• Michael LaRocco

One More Time With Feeling

Updated: Oct 14

The Nick Cave documentary One More Time With Feeling is a documentary done as an impressionistic painting. The movie is like a long, lonely introspective waltz. The film doesn't have the magic realism or stirring hopefulness of 20,000 Days On Earth, but it doesn't need it because it has the stillness of silence and the alchemy of poetry.  In one of the most poignant moments in the movie Nick Cave alludes to trauma. He describes the event like an elastic band that stretches away from you, but eventually snaps and brings you back to the scene of the crime. It's clear he's talking about grief, although he never mentions his son Arthur by name.

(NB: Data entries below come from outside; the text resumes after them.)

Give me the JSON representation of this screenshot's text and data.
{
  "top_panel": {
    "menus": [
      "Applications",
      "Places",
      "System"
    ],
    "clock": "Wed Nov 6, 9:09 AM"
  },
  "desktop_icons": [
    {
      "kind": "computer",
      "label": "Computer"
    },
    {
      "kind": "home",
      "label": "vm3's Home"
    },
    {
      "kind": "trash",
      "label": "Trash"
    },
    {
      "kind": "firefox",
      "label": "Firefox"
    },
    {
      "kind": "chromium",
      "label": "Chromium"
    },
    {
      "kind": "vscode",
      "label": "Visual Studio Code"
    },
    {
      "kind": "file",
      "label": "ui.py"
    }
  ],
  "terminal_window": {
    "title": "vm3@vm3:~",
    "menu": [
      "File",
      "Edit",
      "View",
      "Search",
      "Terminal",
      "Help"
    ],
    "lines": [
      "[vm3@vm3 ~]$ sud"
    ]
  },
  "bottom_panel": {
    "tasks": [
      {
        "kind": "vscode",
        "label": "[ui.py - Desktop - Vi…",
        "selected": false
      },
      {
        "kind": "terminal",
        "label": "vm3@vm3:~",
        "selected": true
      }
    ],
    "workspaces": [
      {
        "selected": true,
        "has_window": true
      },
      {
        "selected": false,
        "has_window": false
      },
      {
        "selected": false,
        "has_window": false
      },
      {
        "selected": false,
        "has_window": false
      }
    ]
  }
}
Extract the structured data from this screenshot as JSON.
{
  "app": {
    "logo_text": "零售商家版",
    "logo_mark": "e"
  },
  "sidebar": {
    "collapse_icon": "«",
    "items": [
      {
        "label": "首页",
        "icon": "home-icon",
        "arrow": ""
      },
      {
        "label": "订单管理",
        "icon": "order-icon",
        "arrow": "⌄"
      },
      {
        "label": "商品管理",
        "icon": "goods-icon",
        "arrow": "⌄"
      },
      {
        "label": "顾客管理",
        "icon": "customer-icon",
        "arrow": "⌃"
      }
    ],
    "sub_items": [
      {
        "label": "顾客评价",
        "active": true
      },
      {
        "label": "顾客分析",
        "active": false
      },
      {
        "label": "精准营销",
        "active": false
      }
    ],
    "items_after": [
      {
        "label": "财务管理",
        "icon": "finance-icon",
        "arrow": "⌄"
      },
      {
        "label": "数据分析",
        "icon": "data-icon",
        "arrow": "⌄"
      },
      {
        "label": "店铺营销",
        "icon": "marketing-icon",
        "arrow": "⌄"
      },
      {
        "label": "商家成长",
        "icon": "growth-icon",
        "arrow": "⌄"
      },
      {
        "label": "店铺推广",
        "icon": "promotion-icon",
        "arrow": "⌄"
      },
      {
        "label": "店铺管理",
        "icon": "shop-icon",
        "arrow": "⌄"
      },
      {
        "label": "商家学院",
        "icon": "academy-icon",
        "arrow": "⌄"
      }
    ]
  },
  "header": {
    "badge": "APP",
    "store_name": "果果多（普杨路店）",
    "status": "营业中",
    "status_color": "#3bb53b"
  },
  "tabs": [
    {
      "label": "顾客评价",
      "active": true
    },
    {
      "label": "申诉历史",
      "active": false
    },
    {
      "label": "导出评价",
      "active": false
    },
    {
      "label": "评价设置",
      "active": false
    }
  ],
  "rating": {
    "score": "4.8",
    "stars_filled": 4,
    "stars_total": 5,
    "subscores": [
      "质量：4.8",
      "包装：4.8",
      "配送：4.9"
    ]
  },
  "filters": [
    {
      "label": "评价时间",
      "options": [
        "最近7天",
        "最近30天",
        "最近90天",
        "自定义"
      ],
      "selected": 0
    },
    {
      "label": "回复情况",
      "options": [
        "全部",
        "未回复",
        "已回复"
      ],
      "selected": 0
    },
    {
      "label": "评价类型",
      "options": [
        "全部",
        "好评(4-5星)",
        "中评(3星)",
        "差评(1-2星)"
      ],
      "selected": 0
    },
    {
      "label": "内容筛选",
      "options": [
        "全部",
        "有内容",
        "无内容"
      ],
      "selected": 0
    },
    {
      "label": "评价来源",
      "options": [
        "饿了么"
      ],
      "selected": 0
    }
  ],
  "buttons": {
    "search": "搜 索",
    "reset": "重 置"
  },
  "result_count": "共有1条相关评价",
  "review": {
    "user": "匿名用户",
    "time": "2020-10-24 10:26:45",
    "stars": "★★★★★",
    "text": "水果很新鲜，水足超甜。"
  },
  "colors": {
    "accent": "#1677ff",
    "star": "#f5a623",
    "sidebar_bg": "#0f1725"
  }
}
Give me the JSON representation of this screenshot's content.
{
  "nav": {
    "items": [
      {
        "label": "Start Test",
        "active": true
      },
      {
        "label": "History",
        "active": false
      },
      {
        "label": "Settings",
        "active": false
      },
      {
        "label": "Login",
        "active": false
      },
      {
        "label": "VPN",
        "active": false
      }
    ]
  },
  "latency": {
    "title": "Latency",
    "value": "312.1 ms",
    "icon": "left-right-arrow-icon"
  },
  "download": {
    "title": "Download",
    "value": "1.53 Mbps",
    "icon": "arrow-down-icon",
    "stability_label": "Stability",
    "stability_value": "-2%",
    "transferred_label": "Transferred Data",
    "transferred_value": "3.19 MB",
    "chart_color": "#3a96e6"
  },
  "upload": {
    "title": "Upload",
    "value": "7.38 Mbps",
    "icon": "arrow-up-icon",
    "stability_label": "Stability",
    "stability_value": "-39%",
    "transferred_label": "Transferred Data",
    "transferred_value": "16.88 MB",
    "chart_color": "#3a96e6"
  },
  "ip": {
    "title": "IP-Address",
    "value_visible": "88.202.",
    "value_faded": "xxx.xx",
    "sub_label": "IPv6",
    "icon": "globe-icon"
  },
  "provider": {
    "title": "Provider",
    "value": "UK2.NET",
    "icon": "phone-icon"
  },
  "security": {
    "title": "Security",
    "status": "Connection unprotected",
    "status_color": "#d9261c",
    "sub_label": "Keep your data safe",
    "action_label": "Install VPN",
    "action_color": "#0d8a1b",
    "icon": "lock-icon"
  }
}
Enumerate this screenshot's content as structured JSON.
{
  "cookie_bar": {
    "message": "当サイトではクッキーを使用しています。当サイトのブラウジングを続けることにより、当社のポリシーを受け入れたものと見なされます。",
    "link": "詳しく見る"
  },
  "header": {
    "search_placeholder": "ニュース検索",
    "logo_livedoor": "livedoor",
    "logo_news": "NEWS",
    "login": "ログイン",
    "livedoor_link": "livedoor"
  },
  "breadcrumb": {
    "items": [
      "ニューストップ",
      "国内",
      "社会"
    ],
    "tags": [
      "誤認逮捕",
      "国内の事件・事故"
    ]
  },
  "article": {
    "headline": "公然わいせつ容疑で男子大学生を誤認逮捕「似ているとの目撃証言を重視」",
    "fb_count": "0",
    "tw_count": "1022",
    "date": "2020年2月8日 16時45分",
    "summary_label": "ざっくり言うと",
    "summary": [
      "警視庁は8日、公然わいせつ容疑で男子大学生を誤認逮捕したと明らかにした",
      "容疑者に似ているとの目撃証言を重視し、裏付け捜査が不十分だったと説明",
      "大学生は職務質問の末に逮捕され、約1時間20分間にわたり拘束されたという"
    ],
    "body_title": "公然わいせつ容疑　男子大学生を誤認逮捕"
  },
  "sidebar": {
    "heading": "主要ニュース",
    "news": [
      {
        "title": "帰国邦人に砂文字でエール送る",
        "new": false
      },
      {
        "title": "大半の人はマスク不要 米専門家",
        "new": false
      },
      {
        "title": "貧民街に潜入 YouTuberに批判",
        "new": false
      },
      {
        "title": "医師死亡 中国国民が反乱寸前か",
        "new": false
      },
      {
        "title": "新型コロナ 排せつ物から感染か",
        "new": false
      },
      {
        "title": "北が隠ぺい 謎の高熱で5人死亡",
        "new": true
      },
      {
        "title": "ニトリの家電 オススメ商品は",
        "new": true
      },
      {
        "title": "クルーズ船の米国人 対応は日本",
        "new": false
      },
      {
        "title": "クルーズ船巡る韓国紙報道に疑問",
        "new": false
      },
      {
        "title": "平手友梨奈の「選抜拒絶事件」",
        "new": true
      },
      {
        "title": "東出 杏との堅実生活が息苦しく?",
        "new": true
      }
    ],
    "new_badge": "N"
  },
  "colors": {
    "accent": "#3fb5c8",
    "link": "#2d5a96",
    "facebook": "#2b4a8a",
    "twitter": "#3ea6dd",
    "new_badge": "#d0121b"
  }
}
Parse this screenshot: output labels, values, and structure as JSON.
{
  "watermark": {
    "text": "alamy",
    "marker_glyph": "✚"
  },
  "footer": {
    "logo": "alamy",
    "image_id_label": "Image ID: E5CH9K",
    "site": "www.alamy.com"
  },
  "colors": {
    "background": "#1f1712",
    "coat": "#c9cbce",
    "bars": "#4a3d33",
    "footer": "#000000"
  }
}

Equally stirring is when Cave's wife, Susie Bick, shows us a framed drawing her son Arthur made as a five year old boy. The drawing is of a child standing next to a seaside cliff. The sky behind him is a sweeping blue vista that seems to imply forever. It just so happens this cliff is the same cliff Arthur fell off of and plunged to his death. Susie describes how she was haunted, not by the eerie prescience of the drawing, but by the fact the drawing is framed in black. She wonders why she chose to frame the drawing in black and her question leads to a lingering silence between her and her husband, a silence so exposed and fragile it's almost embarrassing to watch as an outsider. The film itself is shot in luminous 3D black & white, which at first seems slightly jarring and unnecessary, until you realize the filmmaker is using it as a framing device for the tragedy that haunts the film. 3D is the illusion of depth perception and so the rawness of it becomes almost like a pallbearer guiding us through the dark maze of the subjects grief.